Lec 25

Review

Null Hypothesis \(H_0\)

The statement we are holding as known and established information

  • i.e., The average body weight of an adult cat is \(10\) lbs.


\[H_0:\mu=10\]


Alternate Hypothesis \(H_a\) or \(H_1\)


The statement we are testing to determine the accuracy of

  • I believe that the cats I interact with regularly have a different average body weight than the population


\[H_a:\mu \neq 10\]


Test Statistic \(t^*\)


A value calculated as part of the hypothesis testing process.

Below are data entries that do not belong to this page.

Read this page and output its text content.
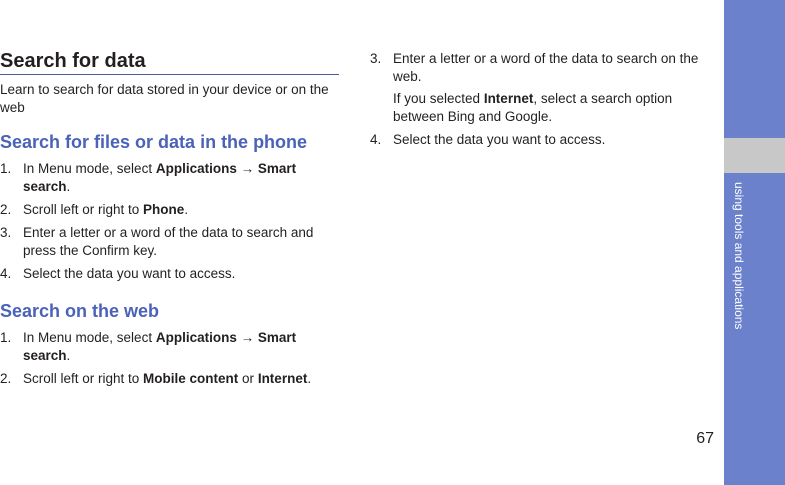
Search for data

Learn to search for data stored in your device or on the web

Search for files or data in the phone
1. In Menu mode, select Applications → Smart search.
2. Scroll left or right to Phone.
3. Enter a letter or a word of the data to search and press the Confirm key.
4. Select the data you want to access.
Search on the web
1. In Menu mode, select Applications → Smart search.
2. Scroll left or right to Mobile content or Internet.
3. Enter a letter or a word of the data to search on the web.
If you selected Internet, select a search option between Bing and Google.
4. Select the data you want to access.
using tools and applications
67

We place it into a \(t\)-table (or \(z\)-table depending) to get a \(p\)-value.


\[t^* = \frac{\bar{x} - \mu_0}{{s}/{\sqrt{n}}}\]


  • I weighed \(4\) of my friends cats and my own cat and found that their average body weight was \(8\) pounds, with a standard deviation of \(2.49\)


\[t^* = \frac{8 - 10}{{2.49}/{\sqrt{5}}}\]


\[t^*=-1.796039\]


A reminder of our key study participant:



Significance level \(\alpha\)


The percentage probability we incur Type 1 Error in our hypothesis testing process

  • I want to test my cat weight hypothesis at \(\alpha=0.05\)


P-value


The final statistic calculated in a hypothesis test, used to determine if we reject or fail to reject the null hypothesis

\[2*P(T>t^*)=0.15\]

\[0.15>\alpha \quad \text{Fail to Reject} \ H_0\]


Statistically Significant


We refer to a result as statistically significant if we tested it against a null hypothesis and proceeded to reject the null hypothesis

  • There is insufficient evidence to suggest that the body weight of the cats that interact with regularly have a statistically significant difference in average body weight from the population




Questions?




Goals for today:

  1. Wrap up hypothesis testing (two-sample)

  2. Wrap up the class



Hypothesis Testing II


Hypothesis Tests for Difference Between Two Means (Independent)


We’ve covered hypothesis testing for a single population parameter

  • (e.g., population mean \(\mu\))


Let’s look at testing a claim about the difference between two population means


\[\mu_1-\mu_2\]


We need two independent random samples from two distinct populations

  • Independence implies that \(X\) and \(Y\) have no effect on one another


As with everything we do in this class, we need to confirm our sample can be assumed as approximately normal


\[n>30\]


We want to see if population means \(\mu_1\) and \(\mu_2\) are equal:


\[H_0:\mu_1=\mu_2\]



There are three possible alternate hypotheses:


Left-tailed: \(H_1:\mu_1<\mu_2\)


Right-tailed: \(H_1:\mu_1>\mu_2\)


Two-tailed: \(H_1:\mu_1\neq\mu_2\)



We need a test statistic, \(t^*\):


\[t^*=\frac{(\bar{x}_1-\bar{x}_2)-(\mu_1-\mu_2)}{\sqrt{({s_1^2}/{n_1})+({s_2^2}/{n_2})}}\]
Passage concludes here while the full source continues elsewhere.